Before she left, just before I took her hand to say goodbye, Leanora Chinn asked me another question.
“Where were you the night your brother was murdered?”
I should have known it was coming but I didn’t, and now I felt a hard little noise in my chest, thumping out of tune.
“I was with him earlier that day. We had some drinks, drove around. I left him about seven.”
“Where did you go after?”
“Here, to North Beach.”
“Where were you between 10:00 and 10:30?”
“That the time of death?”
“Pretty close.”
“I was here.”
“Did anybody in the neighborhood see you?”

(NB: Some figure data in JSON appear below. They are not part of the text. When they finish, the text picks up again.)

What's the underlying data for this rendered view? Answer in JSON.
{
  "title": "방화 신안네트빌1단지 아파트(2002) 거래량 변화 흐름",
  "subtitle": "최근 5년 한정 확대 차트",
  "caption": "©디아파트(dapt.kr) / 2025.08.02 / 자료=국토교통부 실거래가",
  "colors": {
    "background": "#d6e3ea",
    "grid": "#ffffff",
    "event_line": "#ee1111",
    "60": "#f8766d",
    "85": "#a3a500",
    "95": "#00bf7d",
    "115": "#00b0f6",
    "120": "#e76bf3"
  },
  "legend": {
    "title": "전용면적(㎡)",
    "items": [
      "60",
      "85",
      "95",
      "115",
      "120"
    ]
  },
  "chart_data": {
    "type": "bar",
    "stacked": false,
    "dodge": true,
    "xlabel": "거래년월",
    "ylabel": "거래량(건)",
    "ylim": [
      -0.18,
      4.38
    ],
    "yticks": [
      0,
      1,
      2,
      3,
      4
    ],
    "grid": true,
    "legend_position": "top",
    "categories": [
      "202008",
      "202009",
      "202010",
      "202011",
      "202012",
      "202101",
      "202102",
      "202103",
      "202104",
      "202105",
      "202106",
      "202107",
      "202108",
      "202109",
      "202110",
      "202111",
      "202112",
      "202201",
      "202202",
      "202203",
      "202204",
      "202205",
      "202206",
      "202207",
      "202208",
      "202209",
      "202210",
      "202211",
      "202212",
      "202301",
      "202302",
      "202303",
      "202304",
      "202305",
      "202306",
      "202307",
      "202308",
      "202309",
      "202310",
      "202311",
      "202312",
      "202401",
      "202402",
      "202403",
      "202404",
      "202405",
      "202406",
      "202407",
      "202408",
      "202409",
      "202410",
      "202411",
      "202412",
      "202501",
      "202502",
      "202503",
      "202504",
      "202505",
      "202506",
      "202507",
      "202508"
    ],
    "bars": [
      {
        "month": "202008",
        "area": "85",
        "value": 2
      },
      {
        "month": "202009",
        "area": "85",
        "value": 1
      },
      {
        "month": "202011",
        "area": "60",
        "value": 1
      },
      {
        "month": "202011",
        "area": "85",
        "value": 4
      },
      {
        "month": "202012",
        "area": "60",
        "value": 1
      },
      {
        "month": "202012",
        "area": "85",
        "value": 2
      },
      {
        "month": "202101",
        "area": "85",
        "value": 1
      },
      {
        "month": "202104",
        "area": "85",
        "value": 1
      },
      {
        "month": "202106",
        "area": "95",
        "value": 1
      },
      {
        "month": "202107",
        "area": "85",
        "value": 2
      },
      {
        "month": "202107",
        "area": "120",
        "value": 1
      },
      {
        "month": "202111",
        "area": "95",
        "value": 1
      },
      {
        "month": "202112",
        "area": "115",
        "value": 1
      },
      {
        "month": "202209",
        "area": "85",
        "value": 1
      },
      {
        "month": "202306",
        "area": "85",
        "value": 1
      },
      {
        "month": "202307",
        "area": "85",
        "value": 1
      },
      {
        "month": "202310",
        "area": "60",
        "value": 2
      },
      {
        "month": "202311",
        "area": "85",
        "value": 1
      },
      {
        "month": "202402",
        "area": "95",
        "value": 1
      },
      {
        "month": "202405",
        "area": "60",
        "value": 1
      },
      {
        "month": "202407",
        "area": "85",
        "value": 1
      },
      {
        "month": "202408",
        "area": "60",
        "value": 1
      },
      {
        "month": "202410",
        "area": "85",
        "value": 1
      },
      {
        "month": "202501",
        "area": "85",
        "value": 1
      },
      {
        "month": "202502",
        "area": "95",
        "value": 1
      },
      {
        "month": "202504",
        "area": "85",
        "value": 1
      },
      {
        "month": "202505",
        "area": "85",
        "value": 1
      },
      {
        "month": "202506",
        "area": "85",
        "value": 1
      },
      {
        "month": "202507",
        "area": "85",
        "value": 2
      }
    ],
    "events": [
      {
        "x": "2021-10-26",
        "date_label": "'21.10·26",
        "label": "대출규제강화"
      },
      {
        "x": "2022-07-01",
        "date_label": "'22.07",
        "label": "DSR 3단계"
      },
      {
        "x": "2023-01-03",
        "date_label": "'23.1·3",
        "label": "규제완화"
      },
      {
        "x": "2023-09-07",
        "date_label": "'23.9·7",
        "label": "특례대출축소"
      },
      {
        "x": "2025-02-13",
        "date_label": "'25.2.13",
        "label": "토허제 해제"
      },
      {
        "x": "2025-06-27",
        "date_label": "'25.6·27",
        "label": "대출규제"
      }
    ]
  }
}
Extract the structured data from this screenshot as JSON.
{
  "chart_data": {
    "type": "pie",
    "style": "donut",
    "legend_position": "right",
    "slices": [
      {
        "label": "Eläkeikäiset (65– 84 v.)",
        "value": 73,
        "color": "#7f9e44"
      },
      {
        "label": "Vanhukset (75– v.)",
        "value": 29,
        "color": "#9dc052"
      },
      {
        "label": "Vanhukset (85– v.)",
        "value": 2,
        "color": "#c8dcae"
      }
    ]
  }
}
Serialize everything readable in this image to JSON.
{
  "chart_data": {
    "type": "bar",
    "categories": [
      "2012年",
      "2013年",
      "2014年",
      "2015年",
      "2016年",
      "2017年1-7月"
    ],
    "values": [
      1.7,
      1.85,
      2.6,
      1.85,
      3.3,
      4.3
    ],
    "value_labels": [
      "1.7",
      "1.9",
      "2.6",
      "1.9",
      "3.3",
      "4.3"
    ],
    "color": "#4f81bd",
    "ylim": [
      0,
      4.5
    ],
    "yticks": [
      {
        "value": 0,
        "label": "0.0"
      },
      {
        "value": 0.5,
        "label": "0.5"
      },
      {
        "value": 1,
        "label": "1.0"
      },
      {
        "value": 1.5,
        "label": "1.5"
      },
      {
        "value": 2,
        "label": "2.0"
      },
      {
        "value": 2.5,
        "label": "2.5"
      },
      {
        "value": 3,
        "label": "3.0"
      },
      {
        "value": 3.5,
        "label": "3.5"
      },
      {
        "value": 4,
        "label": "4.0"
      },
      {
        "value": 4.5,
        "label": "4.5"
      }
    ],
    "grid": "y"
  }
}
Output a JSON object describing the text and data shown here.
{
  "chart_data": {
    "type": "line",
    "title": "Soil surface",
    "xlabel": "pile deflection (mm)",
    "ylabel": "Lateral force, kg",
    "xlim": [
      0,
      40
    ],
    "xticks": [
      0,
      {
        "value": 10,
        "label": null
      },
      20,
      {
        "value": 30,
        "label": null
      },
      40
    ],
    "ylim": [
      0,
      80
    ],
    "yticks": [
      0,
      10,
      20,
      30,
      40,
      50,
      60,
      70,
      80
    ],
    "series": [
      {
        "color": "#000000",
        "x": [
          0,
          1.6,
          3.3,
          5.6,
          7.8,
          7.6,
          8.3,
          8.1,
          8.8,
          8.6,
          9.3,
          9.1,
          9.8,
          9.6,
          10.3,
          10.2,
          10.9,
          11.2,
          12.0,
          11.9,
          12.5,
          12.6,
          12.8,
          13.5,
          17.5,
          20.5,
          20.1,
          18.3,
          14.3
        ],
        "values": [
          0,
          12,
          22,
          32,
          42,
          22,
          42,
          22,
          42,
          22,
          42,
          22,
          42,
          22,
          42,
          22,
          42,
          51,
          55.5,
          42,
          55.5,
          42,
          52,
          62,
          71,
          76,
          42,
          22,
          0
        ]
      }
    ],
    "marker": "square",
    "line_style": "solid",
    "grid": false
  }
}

“The clerk down at the Corner Smoke. I went in for cigarettes. Before that I had dinner down at Jojo’s Place. About nine. You can talk to the owner. Or his wife. They both saw me.”
“Good,” she said.
I could see how she was piecing the times together, the chronology, and that it was okay with her, airtight, but then she smiled, a smile that wasn’t a cop smile but a woman’s smile, and it confused me because there was something about it of the girl next door, that American glance over the fence mixed in there alongside the Chinese. After she was gone I lay there thinking about her, and I thought about Leanora Chinn more that night and about all the boundaries that are never crossed. Whether I contemplated crossing those boundaries, I don’t remember, and it wouldn’t have mattered anyway because as I lay there the phone rang. It was Marie.